Dans les années qui suivirent 1957, Jeanie passait des heures assise dans le noir ou dans sa chambre. Quand elle conduisait, elle gardait le clignotant en marche pour lui tenir compagnie. Une fois. Elle a disposé tous les meubles du patio à l'extérieur, plaçant des bâtons enveloppés de papier d'aluminium sur les chaises, déclarant que c'était la rue Sherbrooke. Elle a peint au pistolet un plafond blanc du salon avec des tourbillons rouges, et a refait le siège des toilettes en argent.

Alison ne pouvait pas demander de conseils à sa mère, elle n'avait rien à communiquer. Elle était présente - elle faisait des sandwichs grillés au fromage pour sa fille et ses amis - mais elle n'était jamais complètement là.

"Ma mère pouvait me parler de sa vie avant que cela ne lui arrive", dit Steel. "Mais elle ne pouvait pas parler de ce qui lui est arrivé. Je ne savais pas où était son esprit."
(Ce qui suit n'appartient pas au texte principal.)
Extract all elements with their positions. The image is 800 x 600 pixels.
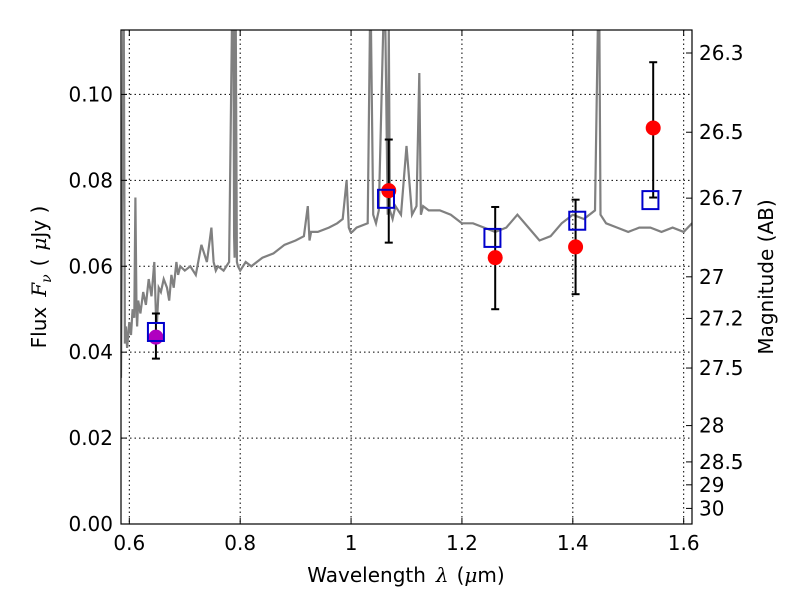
y-tick-labels: 0.00 0.02 0.04 0.06 0.08 0.10: [68, 82, 113, 536]
observed-point: [487, 250, 503, 266]
synthetic-point: [483, 227, 502, 248]
y-tick-label: 0.08: [68, 168, 113, 192]
x-tick-label: 1.6: [668, 531, 700, 555]
magnitude-tick-label: 27.5: [699, 356, 744, 380]
magnitude-tick-label: 29: [699, 473, 724, 497]
synthetic-points: [146, 188, 660, 342]
y-axis-label: FluxFν(μJy ): [27, 206, 55, 349]
x-tick-label: 0.6: [113, 531, 145, 555]
synthetic-point: [146, 321, 165, 342]
magnitude-axis-label: Magnitude (AB): [754, 199, 778, 354]
magnitude-tick-label: 30: [699, 496, 724, 520]
magnitude-tick-label: 27.2: [699, 306, 744, 330]
synthetic-point: [641, 190, 660, 211]
x-tick-label: 0.8: [224, 531, 256, 555]
y-tick-label: 0.10: [68, 82, 113, 106]
observed-point: [645, 120, 661, 136]
y-tick-label: 0.02: [68, 426, 113, 450]
magnitude-tick-label: 28: [699, 414, 724, 438]
y-tick-label: 0.04: [68, 340, 113, 364]
synthetic-point: [568, 210, 587, 231]
grid-lines: [121, 30, 692, 524]
synthetic-point: [376, 188, 395, 209]
x-tick-label: 1: [345, 531, 358, 555]
y-tick-label: 0.00: [68, 512, 113, 536]
observed-point: [568, 239, 584, 255]
x-axis-label: Wavelength λ (μm): [307, 563, 504, 587]
y-tick-label: 0.06: [68, 254, 113, 278]
observed-errorbars: [151, 61, 658, 360]
magnitude-tick-label: 26.3: [699, 41, 744, 65]
model-spectrum-line: [121, 30, 692, 378]
x-tick-labels: 0.6 0.8 1 1.2 1.4 1.6: [113, 531, 699, 555]
observed-points: [148, 120, 661, 345]
magnitude-tick-label: 28.5: [699, 450, 744, 474]
magnitude-tick-label: 26.5: [699, 120, 744, 144]
x-tick-label: 1.4: [557, 531, 589, 555]
x-tick-label: 1.2: [446, 531, 478, 555]
axis-ticks: [121, 30, 692, 525]
magnitude-tick-label: 27: [699, 265, 724, 289]
observed-point: [148, 329, 164, 345]
plot-frame: [120, 29, 693, 525]
magnitude-tick-label: 26.7: [699, 186, 744, 210]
En 2015, Alison Steel a intenté une action en justice contre le gouvernement canadien, qui a également financé les expériences. Il y a quelques mois, elle a reçu un règlement de 100 000 $. "Il ne s'agissait pas d'argent, dit-elle. "Je cherchais la justice pour ma mère et mon père. Ils avaient été jeunes et heureux."

Garnet Steel est décédé en 2007. Alison travaille maintenant avec des enfants de maternelle. Elle adore remonter la fermeture éclaire de leur manteau, leur donner des câlins, écouter leurs histoires et leur montrer le genre de chaleur que sa mère n'a jamais su lui offrir. "C'est ce que je suis censée faire", dit-elle. "Je sais que ma mère m'aimait, dans mon cœur, et je l'aimais."